All in the family: The mid-air collision over northwest Denver on January 24 is the type of story television stations love, but such disasters are also magnets for mistakes -- and local outlets didn't escape unscathed. In the accident's immediate wake, for instance, several channels referred to an intersection at Moncrieff Place and 34th Avenue that doesn't actually exist.

Of course, the outlets had time to correct this error, because coverage was dragged out for hours with help from helicopters -- whose whooshing blades kept already traumatized neighbors up much of the night -- and analysts such as Greg Feith of Safety Services International, an aviation consulting firm, who was quizzed on Channel 9 by anchor Kim Christiansen, among others. During these interviews, Feith and Christiansen demonstrated an easy rapport for a reason not shared with viewers: They've been husband and wife for five years.

Patti Dennis, Channel 9's news director, thinks identifying the relationship between Feith and Christiansen was unnecessary, given Feith's long association with the station. "We've used Greg for at least fifteen years," she says, pointing out that Feith is a former investigator for the National Transportation Safety Board who led the investigation into the 1996 crash of a Valujet DC-9 in Florida and many other high-profile catastrophes. "I'm sure somebody thinks it was improper that we didn't I.D. him that way, but I don't at all."
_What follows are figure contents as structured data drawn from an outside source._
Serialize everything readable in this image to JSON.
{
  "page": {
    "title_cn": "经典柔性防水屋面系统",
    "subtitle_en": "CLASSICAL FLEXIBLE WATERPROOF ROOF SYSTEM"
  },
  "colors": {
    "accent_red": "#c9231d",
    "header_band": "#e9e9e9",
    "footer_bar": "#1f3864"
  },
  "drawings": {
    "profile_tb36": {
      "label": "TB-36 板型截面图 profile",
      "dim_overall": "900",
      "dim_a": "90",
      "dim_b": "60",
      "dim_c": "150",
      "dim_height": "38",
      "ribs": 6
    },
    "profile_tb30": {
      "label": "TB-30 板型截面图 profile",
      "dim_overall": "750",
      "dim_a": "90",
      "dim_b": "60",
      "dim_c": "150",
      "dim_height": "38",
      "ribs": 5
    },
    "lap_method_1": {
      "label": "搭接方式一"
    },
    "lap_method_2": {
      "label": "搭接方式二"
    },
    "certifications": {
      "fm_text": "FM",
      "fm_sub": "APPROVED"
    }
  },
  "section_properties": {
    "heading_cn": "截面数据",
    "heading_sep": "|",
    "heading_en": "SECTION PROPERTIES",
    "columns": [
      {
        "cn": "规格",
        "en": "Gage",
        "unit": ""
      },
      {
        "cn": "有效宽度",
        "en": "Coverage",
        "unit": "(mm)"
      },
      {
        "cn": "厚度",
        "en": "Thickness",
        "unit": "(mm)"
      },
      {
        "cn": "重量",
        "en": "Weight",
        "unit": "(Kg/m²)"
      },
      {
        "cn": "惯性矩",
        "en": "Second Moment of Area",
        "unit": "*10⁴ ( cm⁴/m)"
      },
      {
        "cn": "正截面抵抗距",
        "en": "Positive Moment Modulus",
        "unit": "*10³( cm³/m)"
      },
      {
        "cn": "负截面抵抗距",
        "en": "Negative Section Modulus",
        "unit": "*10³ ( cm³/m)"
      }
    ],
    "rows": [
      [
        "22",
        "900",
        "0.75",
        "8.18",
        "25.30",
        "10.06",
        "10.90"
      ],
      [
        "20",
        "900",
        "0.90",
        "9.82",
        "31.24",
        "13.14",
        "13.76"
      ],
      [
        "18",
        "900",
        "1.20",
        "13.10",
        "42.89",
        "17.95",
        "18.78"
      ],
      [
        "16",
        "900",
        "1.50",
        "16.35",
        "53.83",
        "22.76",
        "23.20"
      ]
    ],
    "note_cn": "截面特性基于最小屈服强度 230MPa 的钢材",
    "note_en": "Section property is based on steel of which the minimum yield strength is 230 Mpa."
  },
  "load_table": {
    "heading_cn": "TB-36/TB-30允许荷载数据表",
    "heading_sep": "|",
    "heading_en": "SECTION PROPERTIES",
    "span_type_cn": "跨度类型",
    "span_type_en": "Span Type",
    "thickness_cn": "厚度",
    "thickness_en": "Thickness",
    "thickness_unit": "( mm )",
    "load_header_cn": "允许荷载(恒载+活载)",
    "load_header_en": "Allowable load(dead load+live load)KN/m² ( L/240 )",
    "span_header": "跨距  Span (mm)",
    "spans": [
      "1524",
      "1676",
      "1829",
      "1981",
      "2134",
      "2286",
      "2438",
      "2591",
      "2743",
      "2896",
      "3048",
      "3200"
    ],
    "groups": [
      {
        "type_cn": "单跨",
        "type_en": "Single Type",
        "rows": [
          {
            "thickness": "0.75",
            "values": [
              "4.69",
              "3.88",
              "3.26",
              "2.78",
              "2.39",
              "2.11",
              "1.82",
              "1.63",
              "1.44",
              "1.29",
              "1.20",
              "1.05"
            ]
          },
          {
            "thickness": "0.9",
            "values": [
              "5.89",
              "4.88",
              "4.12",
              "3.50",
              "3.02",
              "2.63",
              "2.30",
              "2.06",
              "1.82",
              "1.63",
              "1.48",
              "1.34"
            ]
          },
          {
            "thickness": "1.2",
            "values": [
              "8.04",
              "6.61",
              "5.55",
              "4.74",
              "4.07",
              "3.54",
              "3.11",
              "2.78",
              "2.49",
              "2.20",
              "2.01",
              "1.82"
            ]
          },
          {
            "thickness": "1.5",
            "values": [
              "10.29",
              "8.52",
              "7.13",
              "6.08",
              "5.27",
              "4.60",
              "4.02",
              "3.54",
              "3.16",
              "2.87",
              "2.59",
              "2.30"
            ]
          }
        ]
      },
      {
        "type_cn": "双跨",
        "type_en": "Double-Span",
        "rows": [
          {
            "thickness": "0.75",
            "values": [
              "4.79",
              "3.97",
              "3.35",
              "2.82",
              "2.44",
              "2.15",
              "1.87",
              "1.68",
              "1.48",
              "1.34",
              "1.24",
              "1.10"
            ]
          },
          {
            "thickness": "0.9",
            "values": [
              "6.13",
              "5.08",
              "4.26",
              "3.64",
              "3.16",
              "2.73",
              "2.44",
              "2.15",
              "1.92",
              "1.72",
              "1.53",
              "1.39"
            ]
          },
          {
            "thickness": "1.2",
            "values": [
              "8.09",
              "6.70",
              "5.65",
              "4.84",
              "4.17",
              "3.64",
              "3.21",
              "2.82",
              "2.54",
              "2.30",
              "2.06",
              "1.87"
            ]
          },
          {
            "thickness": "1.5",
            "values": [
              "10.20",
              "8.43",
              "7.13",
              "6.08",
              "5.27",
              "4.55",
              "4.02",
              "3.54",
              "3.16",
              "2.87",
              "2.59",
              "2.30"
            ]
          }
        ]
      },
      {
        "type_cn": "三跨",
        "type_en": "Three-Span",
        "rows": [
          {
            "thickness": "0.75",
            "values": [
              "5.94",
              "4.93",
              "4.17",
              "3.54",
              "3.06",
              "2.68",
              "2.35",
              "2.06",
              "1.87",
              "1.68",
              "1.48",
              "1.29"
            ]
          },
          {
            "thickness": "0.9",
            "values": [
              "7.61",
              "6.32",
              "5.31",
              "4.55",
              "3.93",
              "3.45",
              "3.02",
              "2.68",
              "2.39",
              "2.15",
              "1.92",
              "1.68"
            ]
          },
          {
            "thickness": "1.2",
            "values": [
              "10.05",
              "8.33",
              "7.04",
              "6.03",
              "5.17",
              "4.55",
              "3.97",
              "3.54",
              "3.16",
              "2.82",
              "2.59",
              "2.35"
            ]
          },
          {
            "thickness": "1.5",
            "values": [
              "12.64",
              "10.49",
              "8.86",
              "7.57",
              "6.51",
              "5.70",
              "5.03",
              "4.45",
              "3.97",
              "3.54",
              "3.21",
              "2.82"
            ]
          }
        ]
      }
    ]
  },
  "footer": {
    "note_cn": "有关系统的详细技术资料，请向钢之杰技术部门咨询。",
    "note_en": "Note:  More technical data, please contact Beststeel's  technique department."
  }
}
Christiansen goes further, saying that it would have been inappropriate to take the focus off the tragic events of the day: "Had this been an instance when no one was hurt, I might have mentioned it -- but since people were killed, it would have seemed unprofessional to me." However, she feels her many off-camera discussions with Feith added value to their on-air exchanges. "I had the advantage of knowing not to ask questions that make NTSB investigators cringe -- like, 'Why did the plane crash?', which can take months or years to answer. They hate that question more than life itself."

Fortunately, a collision on that issue was avoided.